Police arrested more than 700 people Saturday morning and searched protesters for items like the now-famed yellows vests they wear to signify allegiance to the country’s working class. Four people have died and scores more wounded during the weeks-long protests, which began in mid-November.
Protesters attempted to set a drugstore ablaze on the Champs-Élysées, placing burning Christmas trees against the building. A trove of riot police eventually dispersed the crowd and knocked down barricades the crowd placed in front of the buildings Officials hoped French President Emmanuel Macron’s decision to nix an unpopular carbon tax might help defuse the situation.

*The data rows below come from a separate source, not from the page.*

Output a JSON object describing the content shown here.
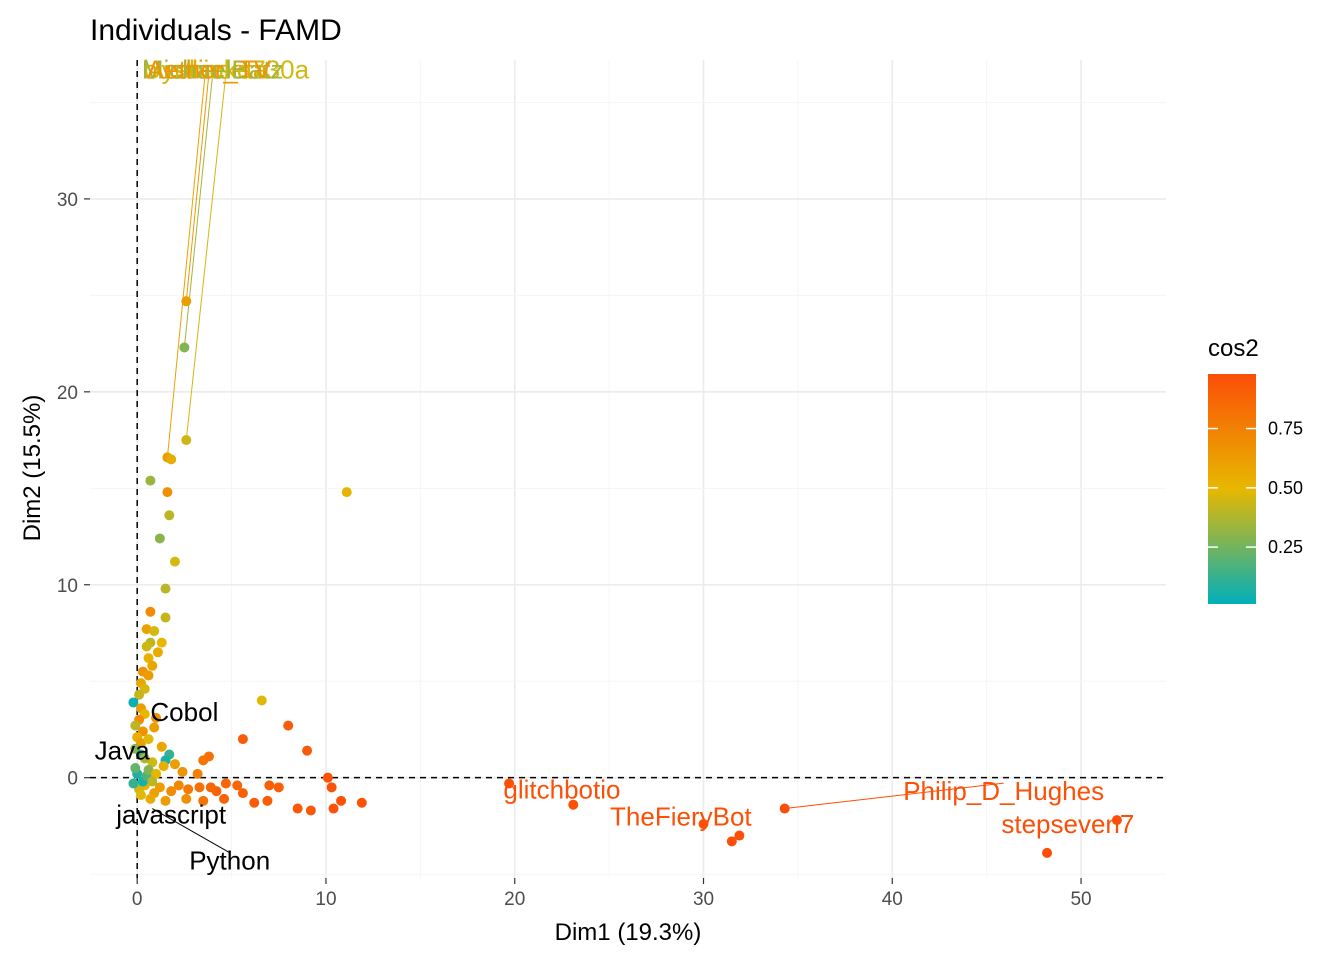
{
  "chart_data": {
    "type": "scatter",
    "title": "Individuals - FAMD",
    "xlabel": "Dim1 (19.3%)",
    "ylabel": "Dim2 (15.5%)",
    "xlim": [
      -2.5,
      54.5
    ],
    "ylim": [
      -5.2,
      37.2
    ],
    "x_ticks": [
      0,
      10,
      20,
      30,
      40,
      50
    ],
    "y_ticks": [
      0,
      10,
      20,
      30
    ],
    "grid": true,
    "reference_lines": {
      "x": 0,
      "y": 0
    },
    "color_variable": "cos2",
    "color_scale": {
      "low": "#00AFBB",
      "mid": "#E7B800",
      "high": "#FC4E07"
    },
    "legend": {
      "title": "cos2",
      "position": "right",
      "ticks": [
        0.25,
        0.5,
        0.75
      ],
      "min": 0.01,
      "max": 0.98
    },
    "points": [
      {
        "x": 2.8,
        "y": 36.6,
        "cos2": 0.42
      },
      {
        "x": 2.6,
        "y": 24.7,
        "cos2": 0.62
      },
      {
        "x": 2.5,
        "y": 22.3,
        "cos2": 0.28
      },
      {
        "x": 2.6,
        "y": 17.5,
        "cos2": 0.44
      },
      {
        "x": 1.6,
        "y": 16.6,
        "cos2": 0.62
      },
      {
        "x": 1.8,
        "y": 16.5,
        "cos2": 0.55
      },
      {
        "x": 1.6,
        "y": 14.8,
        "cos2": 0.68
      },
      {
        "x": 0.7,
        "y": 15.4,
        "cos2": 0.33
      },
      {
        "x": 11.1,
        "y": 14.8,
        "cos2": 0.52
      },
      {
        "x": 1.7,
        "y": 13.6,
        "cos2": 0.4
      },
      {
        "x": 1.2,
        "y": 12.4,
        "cos2": 0.3
      },
      {
        "x": 2.0,
        "y": 11.2,
        "cos2": 0.46
      },
      {
        "x": 1.5,
        "y": 9.8,
        "cos2": 0.4
      },
      {
        "x": 0.7,
        "y": 8.6,
        "cos2": 0.7
      },
      {
        "x": 1.5,
        "y": 8.3,
        "cos2": 0.42
      },
      {
        "x": 0.5,
        "y": 7.7,
        "cos2": 0.6
      },
      {
        "x": 0.9,
        "y": 7.6,
        "cos2": 0.46
      },
      {
        "x": 0.7,
        "y": 7.0,
        "cos2": 0.4
      },
      {
        "x": 1.3,
        "y": 7.0,
        "cos2": 0.5
      },
      {
        "x": 0.5,
        "y": 6.8,
        "cos2": 0.44
      },
      {
        "x": 1.1,
        "y": 6.5,
        "cos2": 0.56
      },
      {
        "x": 0.6,
        "y": 6.2,
        "cos2": 0.52
      },
      {
        "x": 0.8,
        "y": 5.8,
        "cos2": 0.58
      },
      {
        "x": 0.3,
        "y": 5.5,
        "cos2": 0.66
      },
      {
        "x": 0.6,
        "y": 5.3,
        "cos2": 0.62
      },
      {
        "x": 0.2,
        "y": 4.9,
        "cos2": 0.58
      },
      {
        "x": 0.4,
        "y": 4.6,
        "cos2": 0.46
      },
      {
        "x": 0.1,
        "y": 4.3,
        "cos2": 0.42
      },
      {
        "x": -0.2,
        "y": 3.9,
        "cos2": 0.03
      },
      {
        "x": 0.2,
        "y": 3.6,
        "cos2": 0.62
      },
      {
        "x": 0.4,
        "y": 3.3,
        "cos2": 0.5
      },
      {
        "x": 0.1,
        "y": 3.0,
        "cos2": 0.7
      },
      {
        "x": -0.1,
        "y": 2.7,
        "cos2": 0.4
      },
      {
        "x": 0.3,
        "y": 2.4,
        "cos2": 0.66
      },
      {
        "x": 0.0,
        "y": 2.1,
        "cos2": 0.54
      },
      {
        "x": 0.2,
        "y": 1.8,
        "cos2": 0.6
      },
      {
        "x": -0.1,
        "y": 1.5,
        "cos2": 0.3
      },
      {
        "x": 0.2,
        "y": 1.2,
        "cos2": 0.1
      },
      {
        "x": 1.7,
        "y": 1.2,
        "cos2": 0.12
      },
      {
        "x": 1.5,
        "y": 0.9,
        "cos2": 0.06
      },
      {
        "x": 6.6,
        "y": 4.0,
        "cos2": 0.48
      },
      {
        "x": 1.0,
        "y": 3.1,
        "cos2": 0.66
      },
      {
        "x": 8.0,
        "y": 2.7,
        "cos2": 0.92
      },
      {
        "x": 5.6,
        "y": 2.0,
        "cos2": 0.92
      },
      {
        "x": 9.0,
        "y": 1.4,
        "cos2": 0.92
      },
      {
        "x": 3.5,
        "y": 0.9,
        "cos2": 0.8
      },
      {
        "x": 3.8,
        "y": 1.1,
        "cos2": 0.82
      },
      {
        "x": 2.0,
        "y": 0.7,
        "cos2": 0.62
      },
      {
        "x": 1.4,
        "y": 0.6,
        "cos2": 0.55
      },
      {
        "x": 0.8,
        "y": 0.8,
        "cos2": 0.45
      },
      {
        "x": 2.4,
        "y": 0.3,
        "cos2": 0.66
      },
      {
        "x": 3.2,
        "y": 0.2,
        "cos2": 0.74
      },
      {
        "x": 10.1,
        "y": 0.0,
        "cos2": 0.96
      },
      {
        "x": 10.3,
        "y": -0.5,
        "cos2": 0.96
      },
      {
        "x": 4.7,
        "y": -0.3,
        "cos2": 0.88
      },
      {
        "x": 5.3,
        "y": -0.4,
        "cos2": 0.88
      },
      {
        "x": 7.0,
        "y": -0.4,
        "cos2": 0.9
      },
      {
        "x": 7.5,
        "y": -0.5,
        "cos2": 0.9
      },
      {
        "x": 5.6,
        "y": -0.8,
        "cos2": 0.9
      },
      {
        "x": 4.2,
        "y": -0.7,
        "cos2": 0.88
      },
      {
        "x": 3.9,
        "y": -0.5,
        "cos2": 0.86
      },
      {
        "x": 3.3,
        "y": -0.5,
        "cos2": 0.82
      },
      {
        "x": 2.7,
        "y": -0.6,
        "cos2": 0.78
      },
      {
        "x": 2.2,
        "y": -0.4,
        "cos2": 0.72
      },
      {
        "x": 1.8,
        "y": -0.7,
        "cos2": 0.7
      },
      {
        "x": 1.2,
        "y": -0.5,
        "cos2": 0.62
      },
      {
        "x": 0.9,
        "y": -0.8,
        "cos2": 0.6
      },
      {
        "x": 0.4,
        "y": -0.4,
        "cos2": 0.52
      },
      {
        "x": 0.1,
        "y": -0.6,
        "cos2": 0.44
      },
      {
        "x": -0.2,
        "y": -0.3,
        "cos2": 0.12
      },
      {
        "x": 0.3,
        "y": -0.2,
        "cos2": 0.05
      },
      {
        "x": 0.0,
        "y": 0.2,
        "cos2": 0.08
      },
      {
        "x": 0.5,
        "y": 0.1,
        "cos2": 0.18
      },
      {
        "x": -0.1,
        "y": 0.5,
        "cos2": 0.22
      },
      {
        "x": 0.6,
        "y": 0.4,
        "cos2": 0.28
      },
      {
        "x": 0.2,
        "y": -0.9,
        "cos2": 0.48
      },
      {
        "x": 0.7,
        "y": -1.1,
        "cos2": 0.56
      },
      {
        "x": 1.5,
        "y": -1.2,
        "cos2": 0.62
      },
      {
        "x": 2.6,
        "y": -1.1,
        "cos2": 0.68
      },
      {
        "x": 3.5,
        "y": -1.2,
        "cos2": 0.8
      },
      {
        "x": 4.6,
        "y": -1.1,
        "cos2": 0.88
      },
      {
        "x": 6.2,
        "y": -1.3,
        "cos2": 0.92
      },
      {
        "x": 6.9,
        "y": -1.2,
        "cos2": 0.92
      },
      {
        "x": 8.5,
        "y": -1.6,
        "cos2": 0.94
      },
      {
        "x": 9.2,
        "y": -1.7,
        "cos2": 0.94
      },
      {
        "x": 10.4,
        "y": -1.6,
        "cos2": 0.96
      },
      {
        "x": 10.8,
        "y": -1.2,
        "cos2": 0.96
      },
      {
        "x": 11.9,
        "y": -1.3,
        "cos2": 0.96
      },
      {
        "x": 1.0,
        "y": 0.2,
        "cos2": 0.5
      },
      {
        "x": 0.8,
        "y": -0.2,
        "cos2": 0.4
      },
      {
        "x": 1.3,
        "y": 1.6,
        "cos2": 0.58
      },
      {
        "x": 0.4,
        "y": 1.0,
        "cos2": 0.36
      },
      {
        "x": 0.6,
        "y": 2.0,
        "cos2": 0.48
      },
      {
        "x": 0.9,
        "y": 2.6,
        "cos2": 0.62
      },
      {
        "x": 23.1,
        "y": -1.4,
        "cos2": 0.97
      },
      {
        "x": 30.0,
        "y": -2.4,
        "cos2": 0.97
      },
      {
        "x": 31.5,
        "y": -3.3,
        "cos2": 0.97
      },
      {
        "x": 31.9,
        "y": -3.0,
        "cos2": 0.97
      },
      {
        "x": 34.3,
        "y": -1.6,
        "cos2": 0.97
      },
      {
        "x": 48.2,
        "y": -3.9,
        "cos2": 0.98
      },
      {
        "x": 51.9,
        "y": -2.2,
        "cos2": 0.98
      },
      {
        "x": 19.7,
        "y": -0.3,
        "cos2": 0.97
      }
    ],
    "labels": [
      {
        "text": "bustlinseta",
        "x": 3.6,
        "y": 36.7,
        "cos2": 0.6,
        "anchor": "middle",
        "from_x": 1.6,
        "from_y": 16.6
      },
      {
        "text": "Uyehioke730a",
        "x": 4.7,
        "y": 36.7,
        "cos2": 0.45,
        "anchor": "middle",
        "from_x": 2.6,
        "from_y": 17.5
      },
      {
        "text": "MichaelBatz",
        "x": 4.0,
        "y": 36.7,
        "cos2": 0.35,
        "anchor": "middle",
        "from_x": 2.5,
        "from_y": 22.3
      },
      {
        "text": "Aether_TV",
        "x": 3.8,
        "y": 36.7,
        "cos2": 0.65,
        "anchor": "middle",
        "from_x": 2.6,
        "from_y": 24.7
      },
      {
        "text": "Cobol",
        "x": 2.5,
        "y": 3.4,
        "cos2": 0.0,
        "anchor": "middle",
        "color": "#000000"
      },
      {
        "text": "Java",
        "x": -0.8,
        "y": 1.4,
        "cos2": 0.0,
        "anchor": "middle",
        "color": "#000000"
      },
      {
        "text": "javascript",
        "x": 1.8,
        "y": -1.9,
        "cos2": 0.0,
        "anchor": "middle",
        "color": "#000000"
      },
      {
        "text": "Python",
        "x": 4.9,
        "y": -4.3,
        "cos2": 0.0,
        "anchor": "middle",
        "color": "#000000",
        "from_x": 0.8,
        "from_y": -1.6
      },
      {
        "text": "glitchbotio",
        "x": 22.5,
        "y": -0.6,
        "cos2": 0.97,
        "anchor": "middle"
      },
      {
        "text": "TheFieryBot",
        "x": 28.8,
        "y": -2.0,
        "cos2": 0.97,
        "anchor": "middle"
      },
      {
        "text": "Philip_D_Hughes",
        "x": 45.9,
        "y": -0.7,
        "cos2": 0.97,
        "anchor": "middle",
        "from_x": 34.3,
        "from_y": -1.6
      },
      {
        "text": "stepseven7",
        "x": 49.3,
        "y": -2.4,
        "cos2": 0.98,
        "anchor": "middle"
      }
    ]
  }
}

Those hopes were dashed on Saturday. “We drove all night,” Julien Lezer, an electrician from a resort town in France, told The New York Times. “We don’t agree with the current system anymore; it doesn’t represent us. It’s not in the regions that things change; it’s in Paris. It’s when the people from the regions go to Paris that the politicians listen.”
Others shared similar concerns about the direction Macron is attempting to take France.
Axelle Cavalheiro, who traveled to Paris from a rural section of France known for its agriculture, told reporters. “We are overtaxed; there are taxes on everything, gas,” he said. “At the Élysée, they spend 300,000 euros on carpeting, 10,000 a month for the hairdresser,” Cavalheiro noted, referring to the presidential palace.
Another demonstrator named John Schiltz, a train-track worker, promised to keep protesting until Macron resigns. “He has to go,” he told reporters, referring to the former banker-turned French president. “He’s adding all these taxes without helping us at all, it’s just tax, tax, tax.”
The protesters are growing louder as Macron’s approval rating dwindles. Still, the number of protesters has fallen since the demonstrations began in November; nearly 300,000 people turned out Nov. 17, and less than half of that on Dec. 1, according to French authorities. Officials have relied on armored vehicles to patrol Paris, which hasn’t happened since WWII.
Some are worried that the Yellow Vest movement could spread elsewhere. Police used extraordinary means to put down copycat protests in Belgium, another country seeking to enact stiff taxes on carbon. About 100 people were arrested as the police used tear gas and water cannons against Belgium protesters.